CLDP consultant John Donaldson, recently retired chairman of the ISO Conformity Assessment Committee (ISO/CASCO) and formerly of ANSI and the National Institute of Standards and Technology (NIST), played a key role in the discussions, answering numerous questions relating to conformity assessment procedures.

Donaldson also assisted in the summation of near- and long-term objectives. Key among these is the development of mechanisms to enhance information sharing within the region. Though several solutions were proposed, a number of delegates expressed support for establishing their respective WTO inquiry points as central repositories of information that can be shared among the other member nations. Delegates recognized, however, that each nation was in a different stage in the process of applying for or achieving membership in the World Trade Organization and in the European Union.

The development of a resource inventory – both in terms of information and in such other areas as training programs for both standardization and conformity assessment activities – was also identified as a top near-term objective.

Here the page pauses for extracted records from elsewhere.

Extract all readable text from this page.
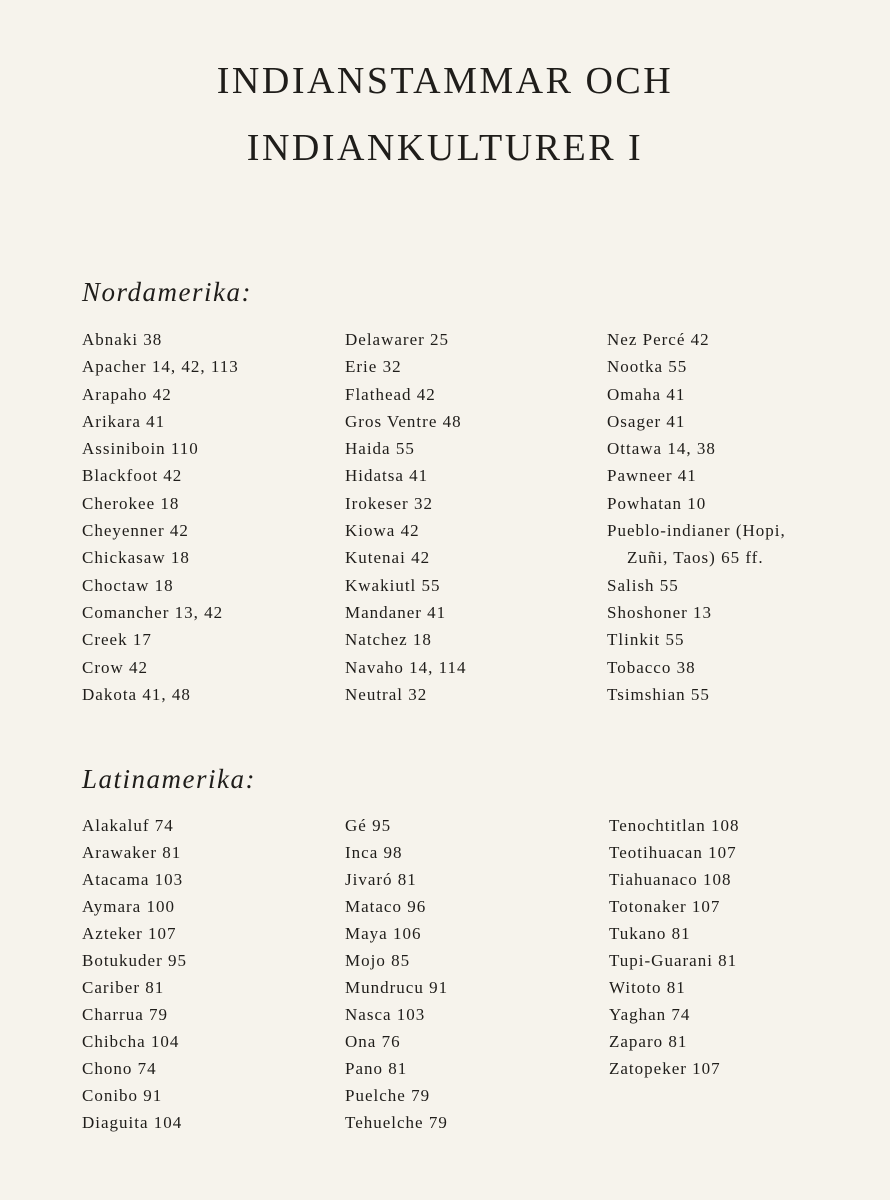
INDIANSTAMMAR OCH
INDIANKULTURER I
Nordamerika:
Abnaki 38
Apacher 14, 42, 113
Arapaho 42
Arikara 41
Assiniboin 110
Blackfoot 42
Cherokee 18
Cheyenner 42
Chickasaw 18
Choctaw 18
Comancher 13, 42
Creek 17
Crow 42
Dakota 41, 48
Delawarer 25
Erie 32
Flathead 42
Gros Ventre 48
Haida 55
Hidatsa 41
Irokeser 32
Kiowa 42
Kutenai 42
Kwakiutl 55
Mandaner 41
Natchez 18
Navaho 14, 114
Neutral 32
Nez Percé 42
Nootka 55
Omaha 41
Osager 41
Ottawa 14, 38
Pawneer 41
Powhatan 10
Pueblo-indianer (Hopi,
Zuñi, Taos) 65 ff.
Salish 55
Shoshoner 13
Tlinkit 55
Tobacco 38
Tsimshian 55
Latinamerika:
Alakaluf 74
Arawaker 81
Atacama 103
Aymara 100
Azteker 107
Botukuder 95
Cariber 81
Charrua 79
Chibcha 104
Chono 74
Conibo 91
Diaguita 104
Gé 95
Inca 98
Jivaró 81
Mataco 96
Maya 106
Mojo 85
Mundrucu 91
Nasca 103
Ona 76
Pano 81
Puelche 79
Tehuelche 79
Tenochtitlan 108
Teotihuacan 107
Tiahuanaco 108
Totonaker 107
Tukano 81
Tupi-Guarani 81
Witoto 81
Yaghan 74
Zaparo 81
Zatopeker 107
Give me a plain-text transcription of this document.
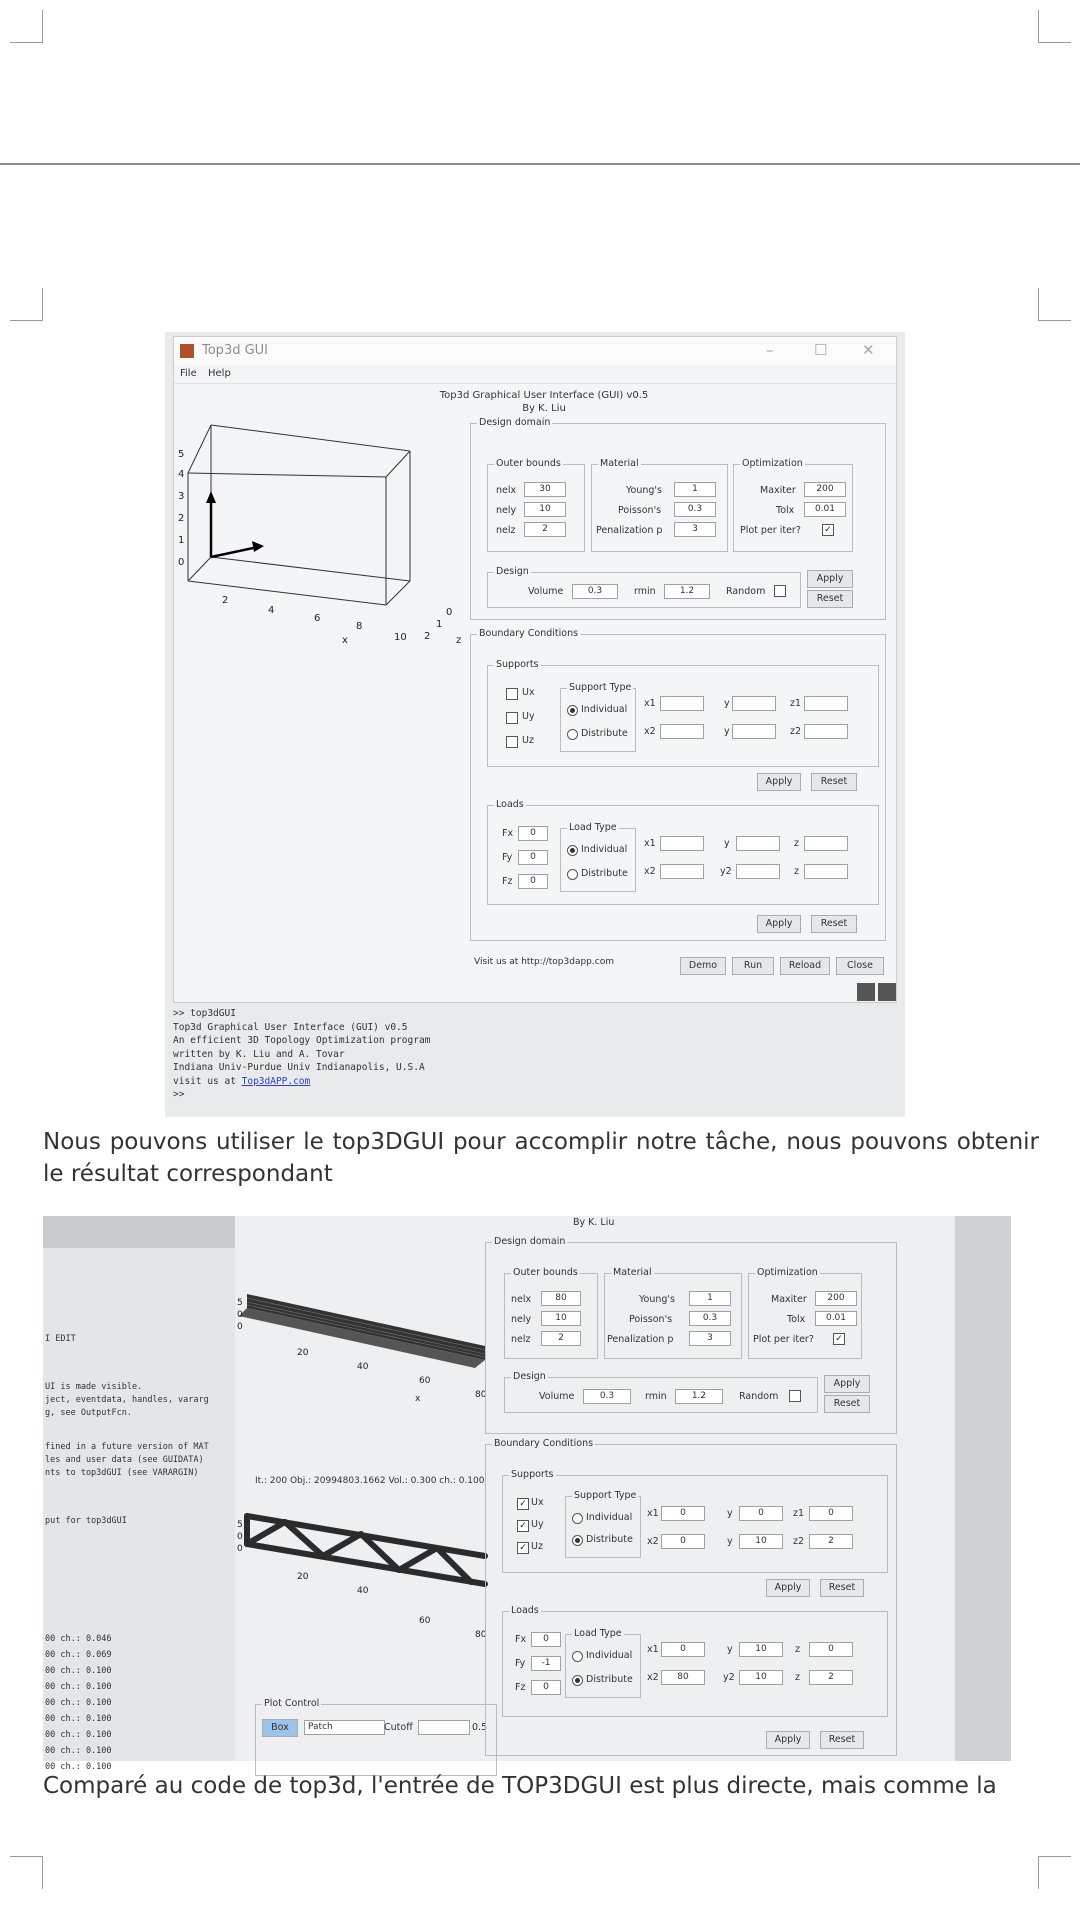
Top3d GUI	–	☐ ✕
File Help
Top3d Graphical User Interface (GUI) v0.5
By K. Liu
5
4
3
2
1
0
2
4
6
8
10
x
0
1
2	z
Design domain
Outer bounds
nelx	30
nely	10
nelz	2
Material
Young's	1
Poisson's	0.3
Penalization p	3
Optimization
Maxiter	200
Tolx	0.01
Plot per iter?	✓
Design
Volume	0.3	rmin	1.2	Random
Apply
Reset
Boundary Conditions
Supports
Ux
Uy
Uz
Support Type
Individual
Distribute
x1	y	z1
x2	y	z2
Apply	Reset
Loads
Fx	0
Fy	0
Fz	0
Load Type
Individual
Distribute
x1	y	z
x2	y2	z
Apply	Reset
Visit us at http://top3dapp.com	Demo	Run	Reload	Close
>> top3dGUI
Top3d Graphical User Interface (GUI) v0.5
An efficient 3D Topology Optimization program
written by K. Liu and A. Tovar
Indiana Univ-Purdue Univ Indianapolis, U.S.A
visit us at Top3dAPP.com
>>
Nous pouvons utiliser le top3DGUI pour accomplir notre tâche, nous pouvons obtenir le résultat correspondant
I EDIT
UI is made visible.
ject, eventdata, handles, vararg
g, see OutputFcn.
fined in a future version of MAT
les and user data (see GUIDATA)
nts to top3dGUI (see VARARGIN)
put for top3dGUI
00 ch.: 0.046
00 ch.: 0.069
00 ch.: 0.100
00 ch.: 0.100
00 ch.: 0.100
00 ch.: 0.100
00 ch.: 0.100
00 ch.: 0.100
00 ch.: 0.100
By K. Liu
5
0
0
20
40
60
80
x
It.: 200 Obj.: 20994803.1662 Vol.: 0.300 ch.: 0.100
5
0
0
20
40
60
80
Plot Control
Box	Patch	Cutoff	0.5
Design domain
Outer bounds
nelx	80
nely	10
nelz	2
Material
Young's	1
Poisson's	0.3
Penalization p	3
Optimization
Maxiter	200
Tolx	0.01
Plot per iter? ✓
Design
Volume	0.3	rmin	1.2	Random
Apply
Reset
Boundary Conditions
Supports
✓ Ux
✓ Uy
✓ Uz
Support Type
Individual
Distribute
x1	0	y	0	z1	0
x2	0	y	10	z2	2
Apply	Reset
Loads
Fx	0
Fy	-1
Fz	0
Load Type
Individual
Distribute
x1	0	y	10	z	0
x2	80	y2	10	z	2
Apply	Reset
Comparé au code de top3d, l'entrée de TOP3DGUI est plus directe, mais comme la
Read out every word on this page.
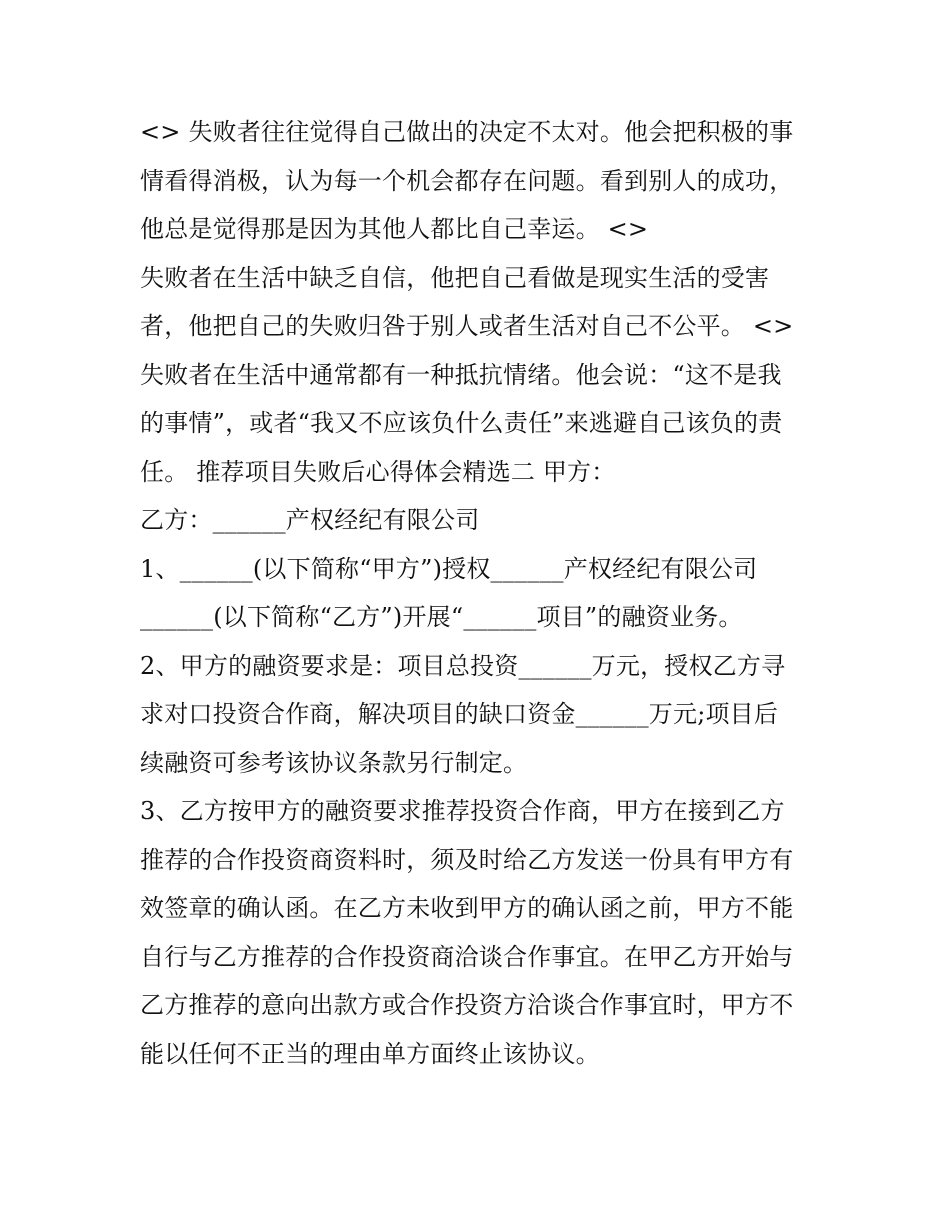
<> 失败者往往觉得自己做出的决定不太对。他会把积极的事
情看得消极，认为每一个机会都存在问题。看到别人的成功，
他总是觉得那是因为其他人都比自己幸运。 <>
失败者在生活中缺乏自信，他把自己看做是现实生活的受害
者，他把自己的失败归咎于别人或者生活对自己不公平。 <>
失败者在生活中通常都有一种抵抗情绪。他会说：“这不是我
的事情”，或者“我又不应该负什么责任”来逃避自己该负的责
任。 推荐项目失败后心得体会精选二 甲方：
乙方：______产权经纪有限公司
1、______(以下简称“甲方”)授权______产权经纪有限公司
______(以下简称“乙方”)开展“______项目”的融资业务。
2、甲方的融资要求是：项目总投资______万元，授权乙方寻
求对口投资合作商，解决项目的缺口资金______万元;项目后
续融资可参考该协议条款另行制定。
3、乙方按甲方的融资要求推荐投资合作商，甲方在接到乙方
推荐的合作投资商资料时，须及时给乙方发送一份具有甲方有
效签章的确认函。在乙方未收到甲方的确认函之前，甲方不能
自行与乙方推荐的合作投资商洽谈合作事宜。在甲乙方开始与
乙方推荐的意向出款方或合作投资方洽谈合作事宜时，甲方不
能以任何不正当的理由单方面终止该协议。
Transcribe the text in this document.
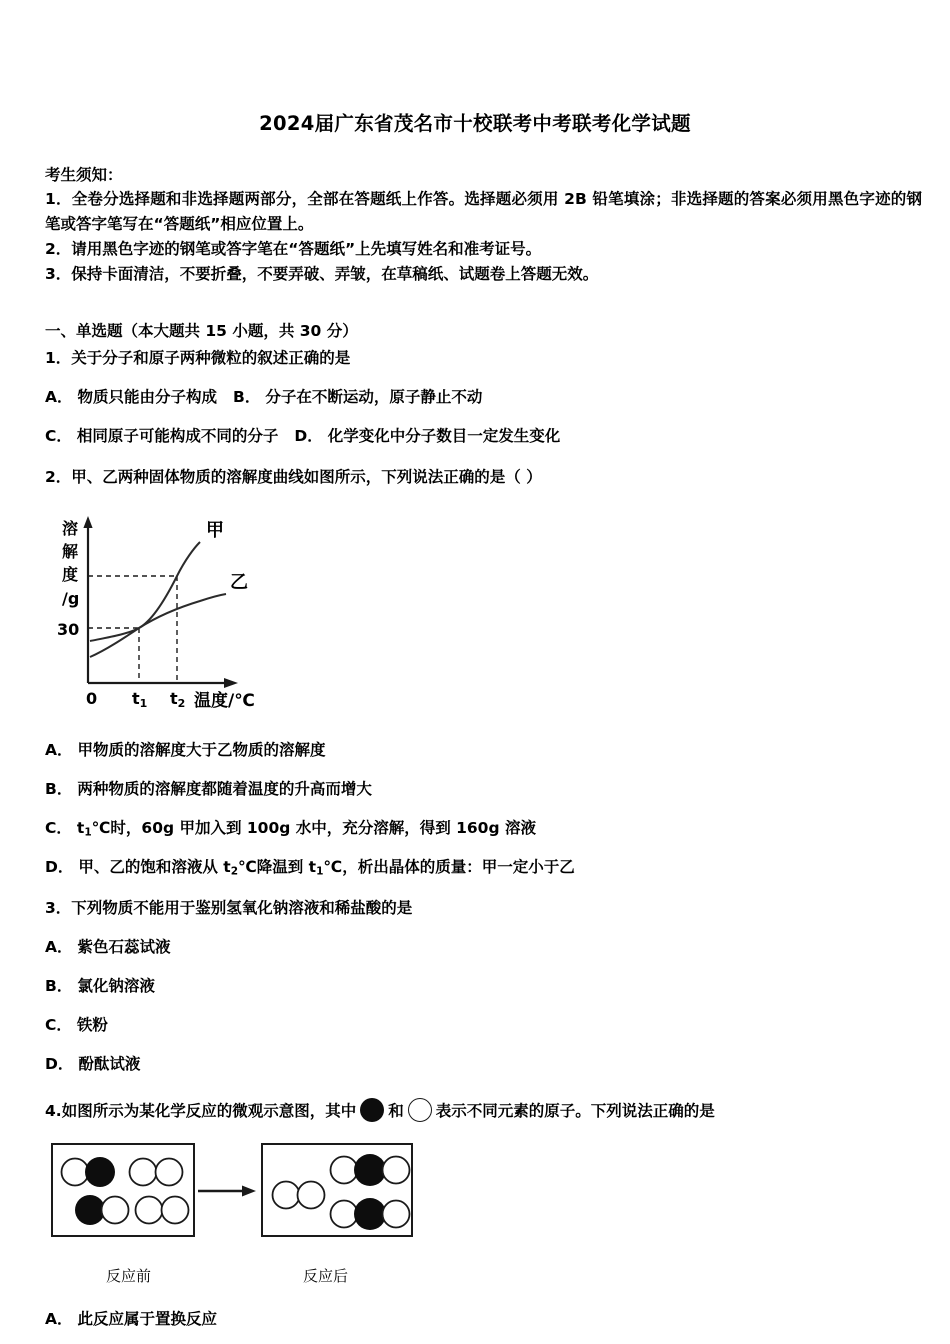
2024届广东省茂名市十校联考中考联考化学试题
考生须知：
1．全卷分选择题和非选择题两部分，全部在答题纸上作答。选择题必须用 2B 铅笔填涂；非选择题的答案必须用黑色字迹的钢笔或答字笔写在“答题纸”相应位置上。
2．请用黑色字迹的钢笔或答字笔在“答题纸”上先填写姓名和准考证号。
3．保持卡面清洁，不要折叠，不要弄破、弄皱，在草稿纸、试题卷上答题无效。
一、单选题（本大题共 15 小题，共 30 分）
1．关于分子和原子两种微粒的叙述正确的是
A． 物质只能由分子构成 B． 分子在不断运动，原子静止不动
C． 相同原子可能构成不同的分子 D． 化学变化中分子数目一定发生变化
2．甲、乙两种固体物质的溶解度曲线如图所示，下列说法正确的是（ ）
溶
解
度
/g
30
0 t1 t2 温度/℃
甲
乙
A． 甲物质的溶解度大于乙物质的溶解度
B． 两种物质的溶解度都随着温度的升高而增大
C． $t_1℃$时，60g 甲加入到 100g 水中，充分溶解，得到 160g 溶液
D． 甲、乙的饱和溶液从 $t_2℃$降温到 $t_1℃$，析出晶体的质量：甲一定小于乙
3．下列物质不能用于鉴别氢氧化钠溶液和稀盐酸的是
A． 紫色石蕊试液
B． 氯化钠溶液
C． 铁粉
D． 酚酞试液
4.如图所示为某化学反应的微观示意图，其中 和 表示不同元素的原子。下列说法正确的是
反应前	反应后
A． 此反应属于置换反应
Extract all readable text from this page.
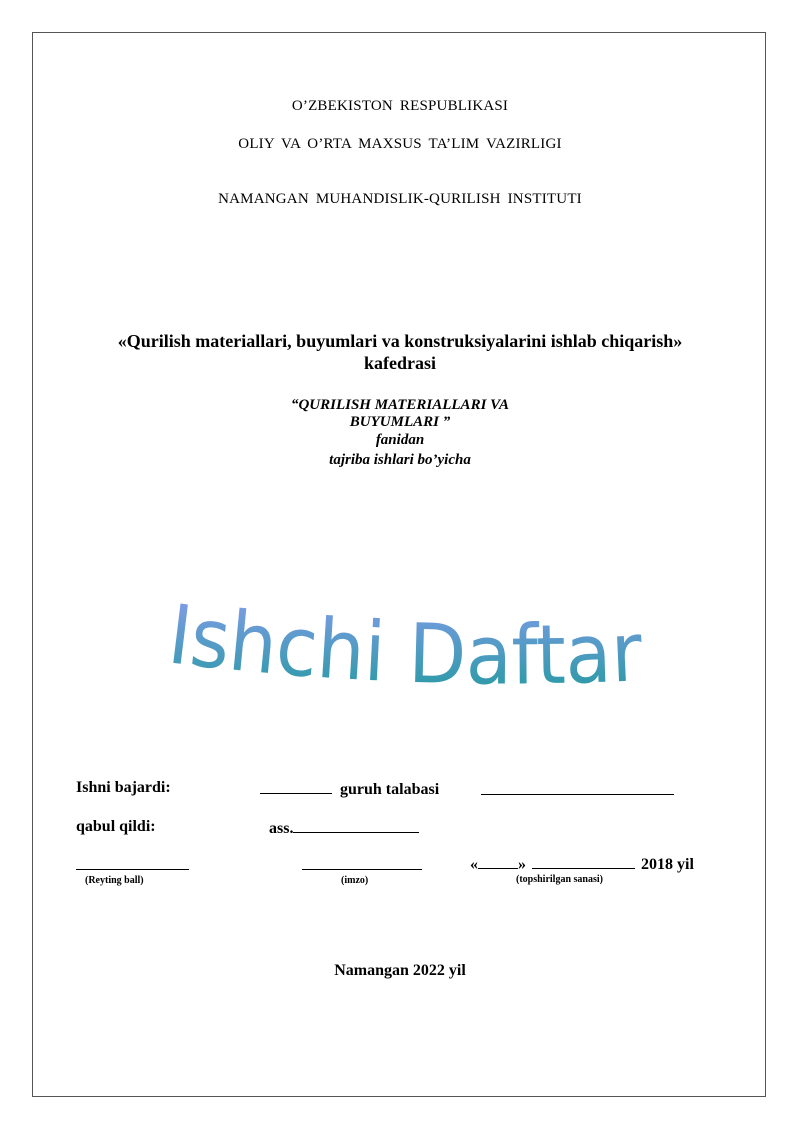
O’ZBEKISTON RESPUBLIKASI
OLIY VA O’RTA MAXSUS TA’LIM VAZIRLIGI
NAMANGAN MUHANDISLIK-QURILISH INSTITUTI
«Qurilish materiallari, buyumlari va konstruksiyalarini ishlab chiqarish»
kafedrasi
“QURILISH MATERIALLARI VA
BUYUMLARI ”
fanidan
tajriba ishlari bo’yicha
Ishchi Daftar
Ishni bajardi:	guruh talabasi
qabul qildi:	ass.
«	»	2018 yil
(Reyting ball)	(imzo)	(topshirilgan sanasi)
Namangan 2022 yil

The proposals were in line with the conference goal to develop a roadmap towards the regional coordination of standards and conformity assessment based on international standards and guidelines for conformity assessment procedures. The roadmap will consist of guidelines and a timeline delineating when and how the countries will establish mutual acceptance arrangements in testing, calibration, and certification of standards, and in identifying common areas for consideration as regional standards.

“There is a vast diversity among you,” Donaldson told the participants. “You need to identify resources that are relevant in these areas and identify those [within your countries] who have responsibility for standards, metrology and conformity assessment. Share who those points of contact are and let those people know that they should coordinate and share information directly among themselves. Your cooperation is not only possible, it is imperative.”

“There are so many ‘parts’ that make an economy and political system work,” agreed Mr. Kerr in his closing remarks. “The standards work that you do is an extremely important component of a vibrant economy.”

CLDP organized the program and will be responsible for tracking actions taken. The U.S. State Department SEED (Southeastern Europe Economic Development) Fund and the U.S. Agency for International Development provided funding for the conference.

*NEMA was represented by Gene Eckert, Director of Global Standardization Programs; UL was represented by Carlos Correia of the UL Europe office. ANSI was represented by Stacy Leistner, Director of Communications and Public Relations.